Un flingage comme il s’en est rarement produit depuis l’arrivée au pouvoir d’Abdelaziz Bouteflika en 1999. Le 26 août, le président a destitué Abdelaziz Belkhadem, 68 ans, l’un de ses plus proches collaborateurs, de son poste de conseiller spécial à la présidence et mis fin à "ses activités en relation avec l’ensemble des structures de l’État". La punition ne s’est pas arrêtée là puisque le chef de l’État, qui assure également la présidence d’honneur du FLN, a demandé le bannissement de Belkhadem des instances de ce parti.
Et lui a même interdit de participer à la vie de cette formation que le proscrit avait pourtant dirigée de février 2005 à janvier 2013. Traditionnellement adepte du secret, la présidence n’a fourni aucune explication pour justifier cette sanction, aussi brutale qu’humiliante. Contacté par J.A., l’intéressé a évité de commenter à chaud sa disgrâce.
Qu’est-ce qui a bien pu provoquer la chute de cet homme auquel Bouteflika semblait accorder une confiance telle qu’il lui avait confié la direction du gouvernement entre mai 2006 et juin 2008 ? À en croire un homme du sérail, Belkhadem a donné le bâton pour se faire battre.
Sa tentative de reconquérir le secrétariat général du parti en se réclamant du soutien du chef de l’État s’est soldée par un pugilat.
Il y a d’abord eu, le 24 juin à l’hôtel El Aurassi d’Alger, lors de la réunion du comité central du FLN, sa tentative de reconquérir le secrétariat général du parti en se réclamant du soutien du chef de l’État. Las, l’affaire s’est soldée par un pugilat entre les partisans de Belkhadem et ceux d’Amar Saadani, son successeur à la tête du FLN, offrant ainsi une piteuse image du parti au pouvoir.
La présidence n’a pas goûté cette initiative, d’autant que Saadani est réputé être cornaqué, sinon soutenu, par Saïd Bouteflika, le très influent frère cadet du président.
>> Lire aussi : Bouteflika, seul maître à bord ?
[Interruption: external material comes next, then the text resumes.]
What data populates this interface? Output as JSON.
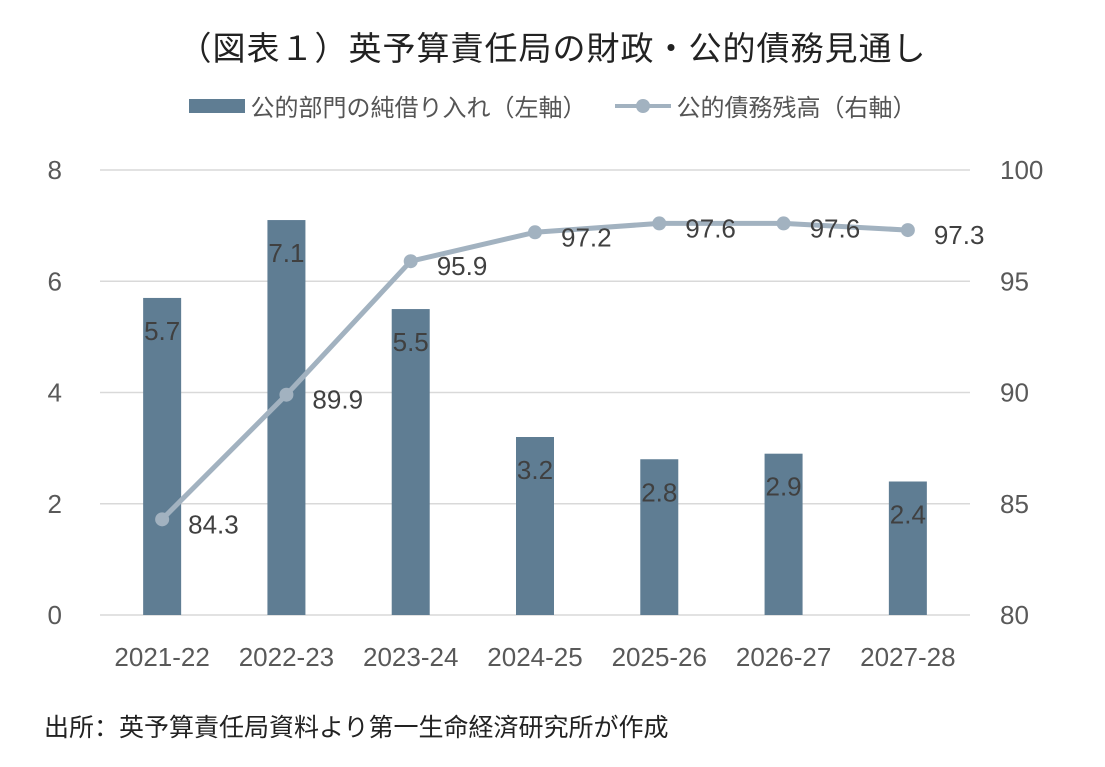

Ensuite, le chef de l’État a modérément apprécié que Belkhadem n’ait pas apporté son soutien à la participation de soldats algériens au défilé du 14 Juillet, à Paris, à l’occasion du centenaire de la Première Guerre mondiale.
Le contraire eût étonné tant il est de notoriété publique que ce nationaliste milite, à l’instar de plusieurs ténors de la "famille révolutionnaire", pour que la France fasse acte de repentance pour les crimes commis durant la colonisation entre 1830 et 1962.
Ces motifs sont certes sérieux, mais pas suffisamment graves pour expliquer le courroux présidentiel à l’égard de cet ancien professeur d’arabe, parfait francophone, qui a gravi les échelons du pouvoir jusqu’à devenir président de l’Assemblée nationale, ministre, patron de l’exécutif, chef du FLN et sherpa de Bouteflika.
Belkhadem, l’affront
Tout porte à croire que Belkhadem a signé sa perte la veille de la décision présidentielle. Imprudence, défiance ou geste délibéré pour justifier a posteriori son éviction, toujours est-il que, le 25 août, le conseiller était présent à l’université d’été du Front du changement (FC), mouvement d’opposition dirigé par un ex-ministre d’obédience islamiste.
À ce rassemblement participaient notamment les plus farouches opposants du président, les anciens chefs de gouvernement Ahmed Benbitour, Ali Benflis et Sid Ahmed Ghozali, qui, chacun à leur manière, demandent le départ de Bouteflika pour raisons de santé, défaut de légitimité ou défaillances dans la gestion des affaires du pays. Autant dire que la présence de Belkhadem à ce raout constituait un affront que la présidence a vite fait de laver.